As a newbie to the world of blogging, my mission with BOUNDLESS is to share my life story and passion for running with the world.  My goal is to also use my blog as a platform for my running friends, colleagues, and other running enthusiasts to share how running has changed their lives as well. With these stories, I hope to bring the running community together to help inspire others to be boundless in their life journeys. I am grateful for those who have shared their stories so far, but I am always looking for more to help me impact the world.

With the rising racial tensions in our country due to the recent events that have fanned its flames, I also feel a responsibility to share my thoughts about being a Black man running in America today.   The deaths of Ahmaud Arbery, George Floyd, and the African American men and women who have died before them due to racism have put the country and the world on notice.  Racism in America is a recurring problem that we have yet to solve.  You don’t have to agree with me on this, but I'm just giving my thoughts on these issues that have happened in this country for over 400 years.

I was thinking about what to write in my blog about racism and how I could apply it to running. I decided to go with the freedom and opportunity to run in the different neighborhoods and trails here in San Diego and the many different people I have had the pleasure to run with.
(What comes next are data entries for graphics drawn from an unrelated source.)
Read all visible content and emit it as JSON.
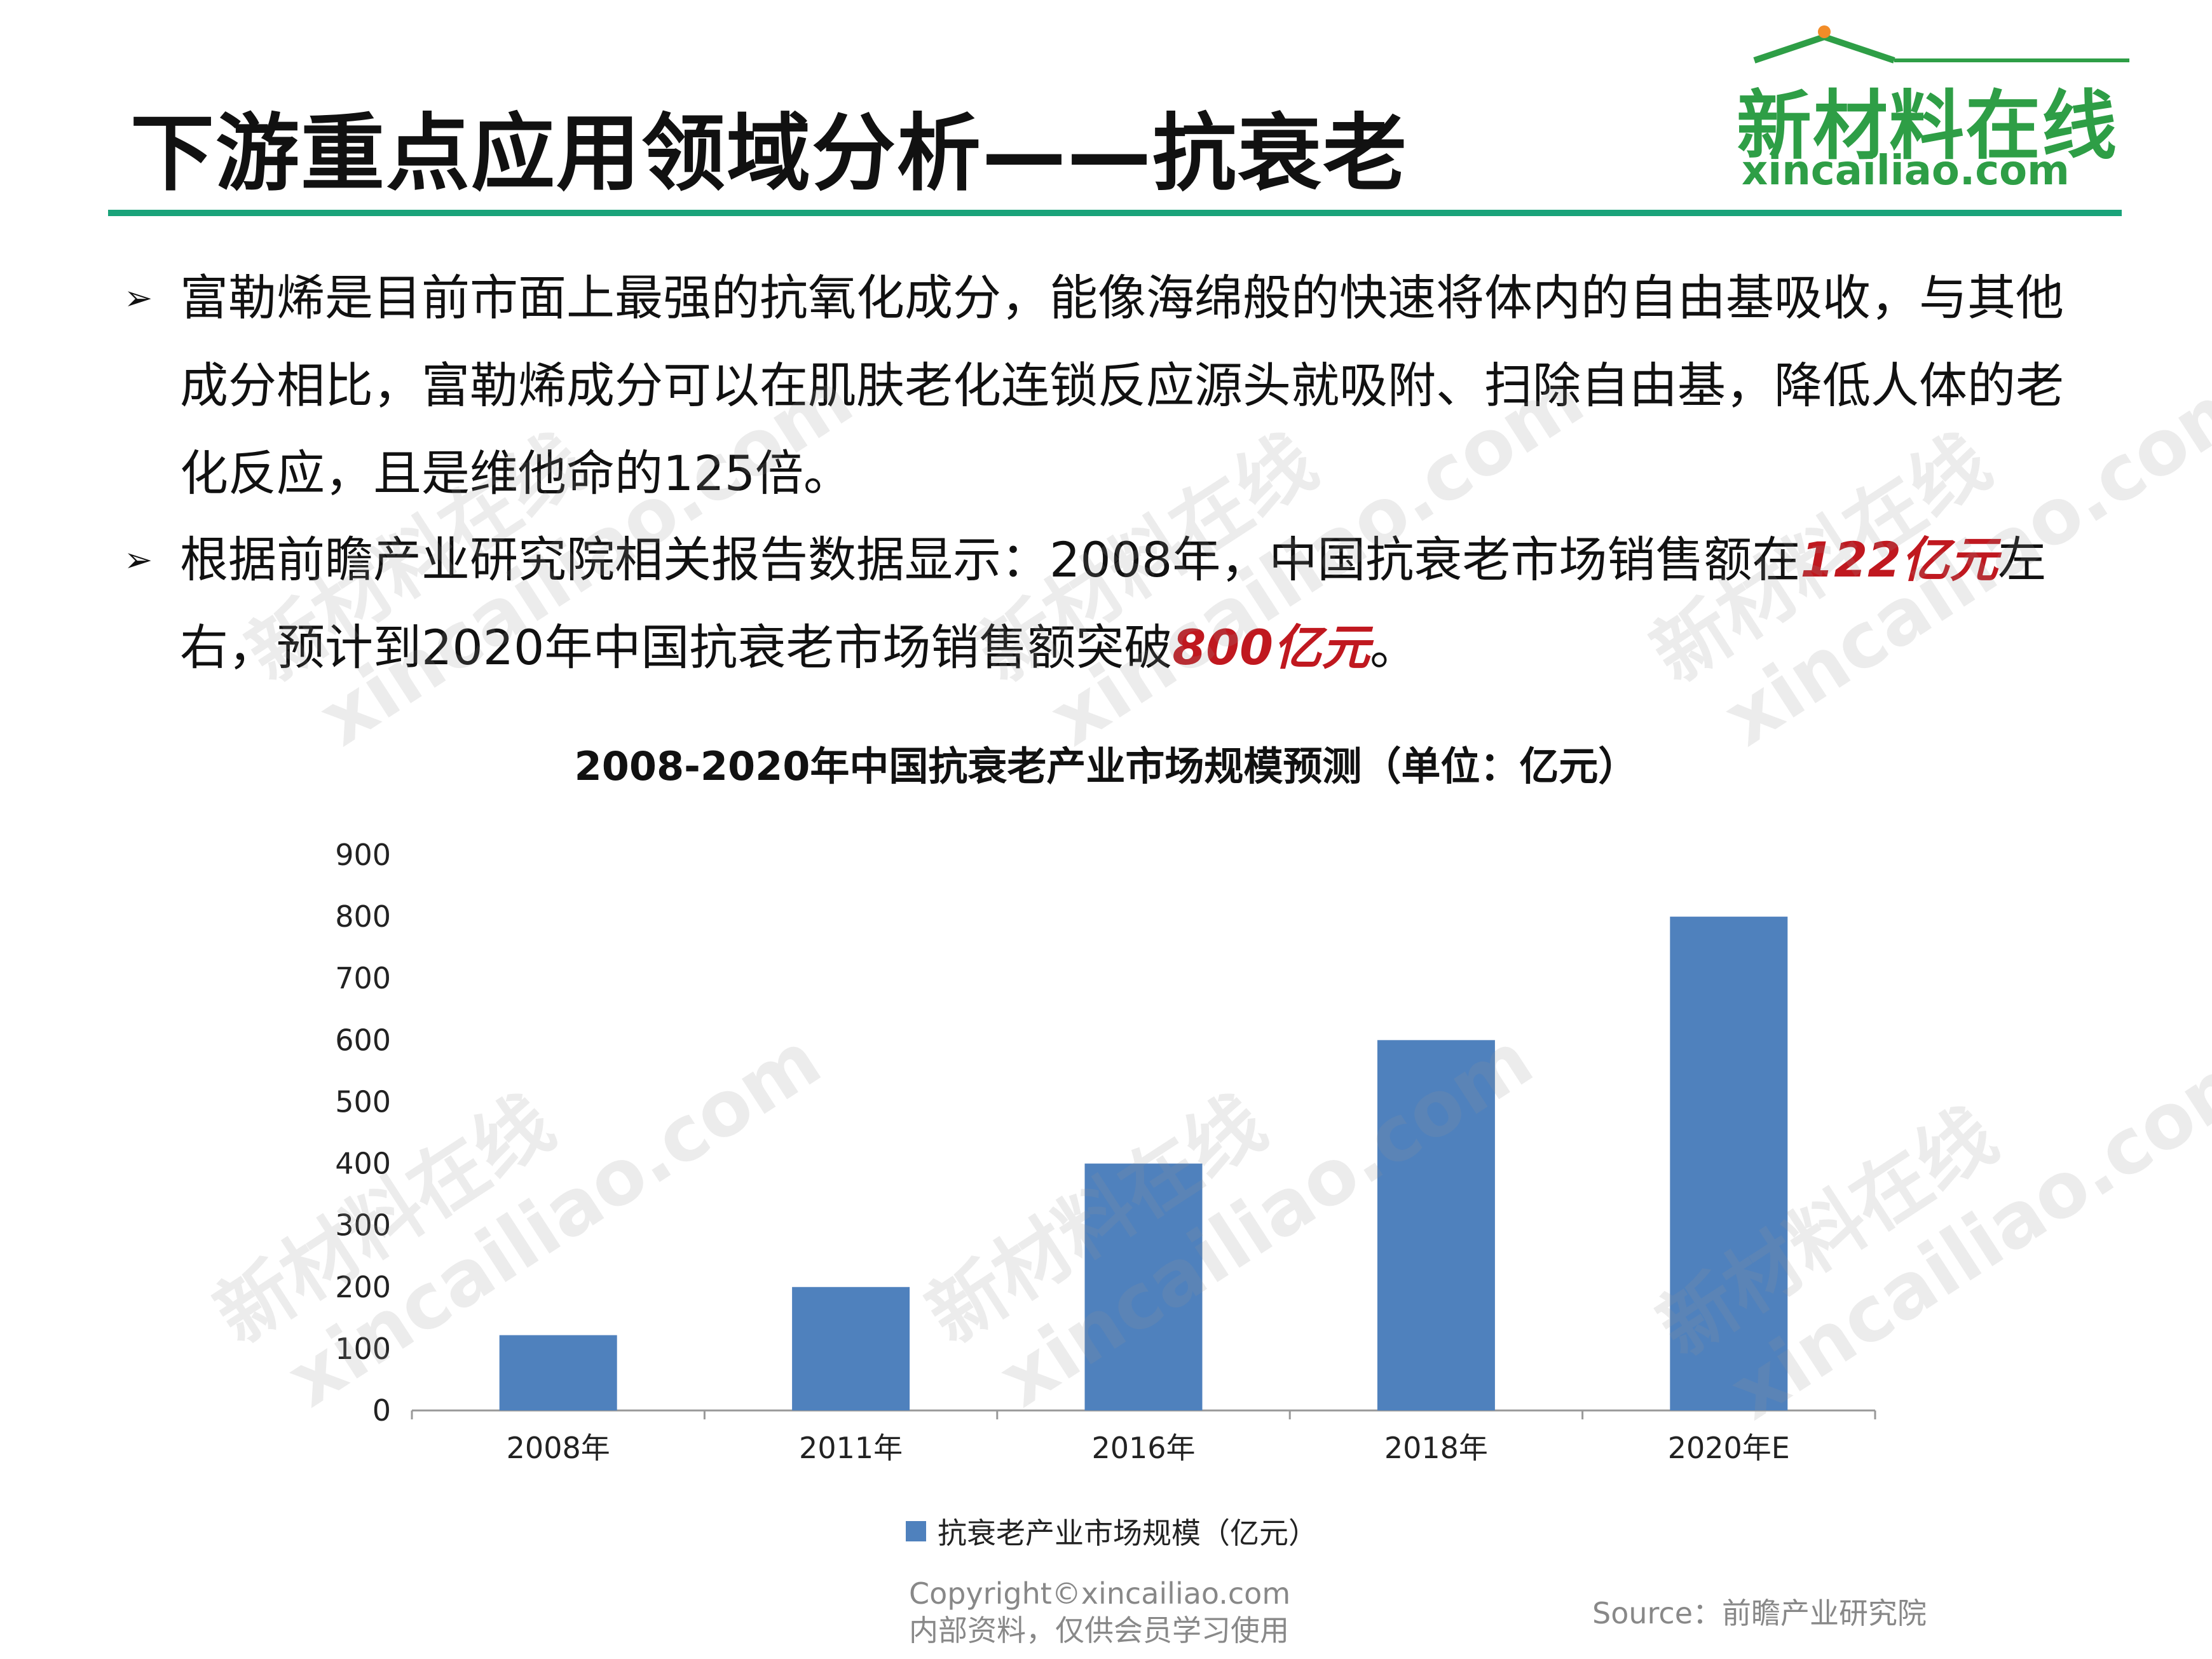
{
  "header": {
    "title": "下游重点应用领域分析——抗衰老",
    "logo_cn": "新材料在线",
    "logo_en": "xincailiao.com"
  },
  "bullets": [
    {
      "text": "富勒烯是目前市面上最强的抗氧化成分，能像海绵般的快速将体内的自由基吸收，与其他成分相比，富勒烯成分可以在肌肤老化连锁反应源头就吸附、扫除自由基，降低人体的老化反应，且是维他命的125倍。"
    },
    {
      "pre": "根据前瞻产业研究院相关报告数据显示：2008年，中国抗衰老市场销售额在",
      "hl1": "122亿元",
      "mid": "左右，预计到2020年中国抗衰老市场销售额突破",
      "hl2": "800亿元",
      "post": "。"
    }
  ],
  "chart_data": {
    "type": "bar",
    "title": "2008-2020年中国抗衰老产业市场规模预测（单位：亿元）",
    "categories": [
      "2008年",
      "2011年",
      "2016年",
      "2018年",
      "2020年E"
    ],
    "series": [
      {
        "name": "抗衰老产业市场规模（亿元）",
        "values": [
          122,
          200,
          400,
          600,
          800
        ],
        "color": "#4f81bd"
      }
    ],
    "ylim": [
      0,
      900
    ],
    "yticks": [
      0,
      100,
      200,
      300,
      400,
      500,
      600,
      700,
      800,
      900
    ],
    "grid": false,
    "legend": "bottom"
  },
  "footer": {
    "copyright_line1": "Copyright©xincailiao.com",
    "copyright_line2": "内部资料，仅供会员学习使用",
    "source": "Source：前瞻产业研究院"
  },
  "watermark": {
    "cn": "新材料在线",
    "en": "xincailiao.com"
  },
  "colors": {
    "accent_rule": "#1aa37a",
    "logo_green": "#2e9e46",
    "highlight_red": "#c0181f",
    "bar_blue": "#4f81bd"
  }
}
As a Black man, I am grateful for being able to run with men and women of different ethnicities and races. Sometimes I run in a large group and sometimes I run with only one or two people. There were even times when I was the only male running with a group of women.  There were also times when I ran alone with a woman.  But, no matter who I ran with, the majority of the time, we had a different skin color. I’ve always looked at this situation as no big deal because I have been running with people for so long. But, now I realize it is a big deal. There are some places in this country where I would be putting my life in danger if I were caught running with someone of the opposite skin color or sex, or even running by myself.
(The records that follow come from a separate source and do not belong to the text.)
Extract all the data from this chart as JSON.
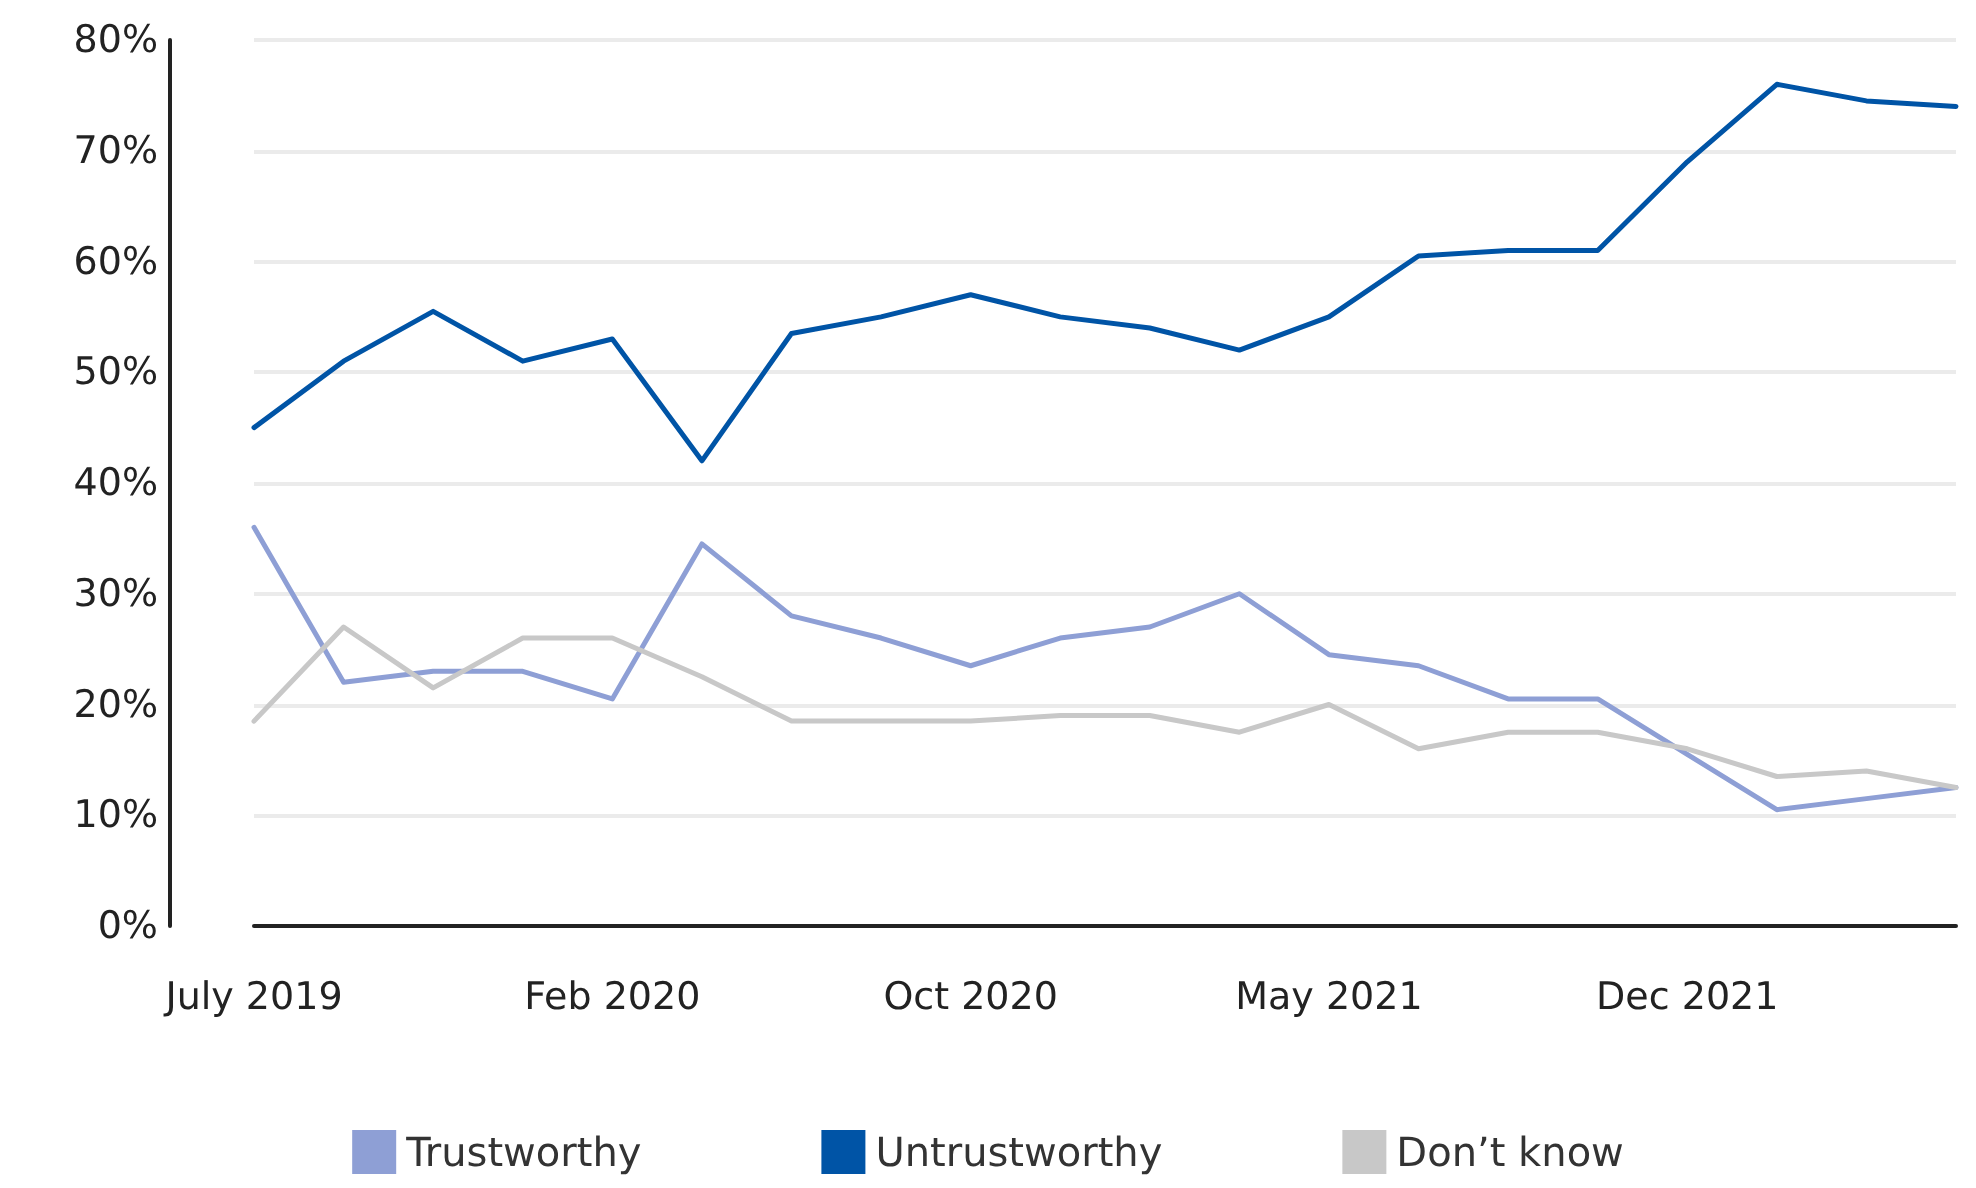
{
  "chart_data": {
    "type": "line",
    "categories": [
      "July 2019",
      null,
      null,
      null,
      "Feb 2020",
      null,
      null,
      null,
      "Oct 2020",
      null,
      null,
      null,
      "May 2021",
      null,
      null,
      null,
      "Dec 2021",
      null,
      null,
      null
    ],
    "series": [
      {
        "name": "Trustworthy",
        "color": "#8e9fd5",
        "values": [
          36,
          22,
          23,
          23,
          20.5,
          34.5,
          28,
          26,
          23.5,
          26,
          27,
          30,
          24.5,
          23.5,
          20.5,
          20.5,
          15.5,
          10.5,
          11.5,
          12.5
        ]
      },
      {
        "name": "Untrustworthy",
        "color": "#0054a6",
        "values": [
          45,
          51,
          55.5,
          51,
          53,
          42,
          53.5,
          55,
          57,
          55,
          54,
          52,
          55,
          60.5,
          61,
          61,
          69,
          76,
          74.5,
          74
        ]
      },
      {
        "name": "Don’t know",
        "color": "#c8c8c8",
        "values": [
          18.5,
          27,
          21.5,
          26,
          26,
          22.5,
          18.5,
          18.5,
          18.5,
          19,
          19,
          17.5,
          20,
          16,
          17.5,
          17.5,
          16,
          13.5,
          14,
          12.5
        ]
      }
    ],
    "ylim": [
      0,
      80
    ],
    "yticks": [
      {
        "value": 0,
        "label": "0%"
      },
      {
        "value": 10,
        "label": "10%"
      },
      {
        "value": 20,
        "label": "20%"
      },
      {
        "value": 30,
        "label": "30%"
      },
      {
        "value": 40,
        "label": "40%"
      },
      {
        "value": 50,
        "label": "50%"
      },
      {
        "value": 60,
        "label": "60%"
      },
      {
        "value": 70,
        "label": "70%"
      },
      {
        "value": 80,
        "label": "80%"
      }
    ],
    "grid": "y",
    "legend": "bottom",
    "marker": "none",
    "line_style": "solid"
  }
}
As I reflect on the events of the past couple of months, particularly the killing of Ahmaud Arbery who was running in a neighborhood that maybe he should not have been, I am both sad and upset.  While I was preparing to write this blog post, I did some research on being an African American male and running.  I came across an article written in 2013 about how Black men are unlikely to run in white neighborhoods. According to Dr. Rayshawn Ray, “Black men are criminalized by the ability of others to separate a black male from others....Black men in white neighborhoods are more cautious of how they exercise and less comfortable in those neighborhoods because many black men have had social interactions in which they were profiled simply for being black.”

Racism is something our country has had to deal with for over 400 years. My ancestors have fought, bled, and died to get the freedom we have today, but we still have a way to go.  African Americans helped build this country.  We made this country what it is right now. But, to have to continue to deal with racism to the point where we still cannot run without the fear of being judged or killed is disheartening.  All we want as African Americans is to be truly free, which means to be able to run whenever, wherever, and with whomever we want.  Until this happens, I will continue to be grateful for being able to run in San Diego with people with different backgrounds in race, ethnicity, and gender.

Just as my ancestors who would not let slavery hold them back, I remain boundless in my attitudes, actions, and pursuit of happiness and complete freedom.  In their honor, I will continue to run because I can.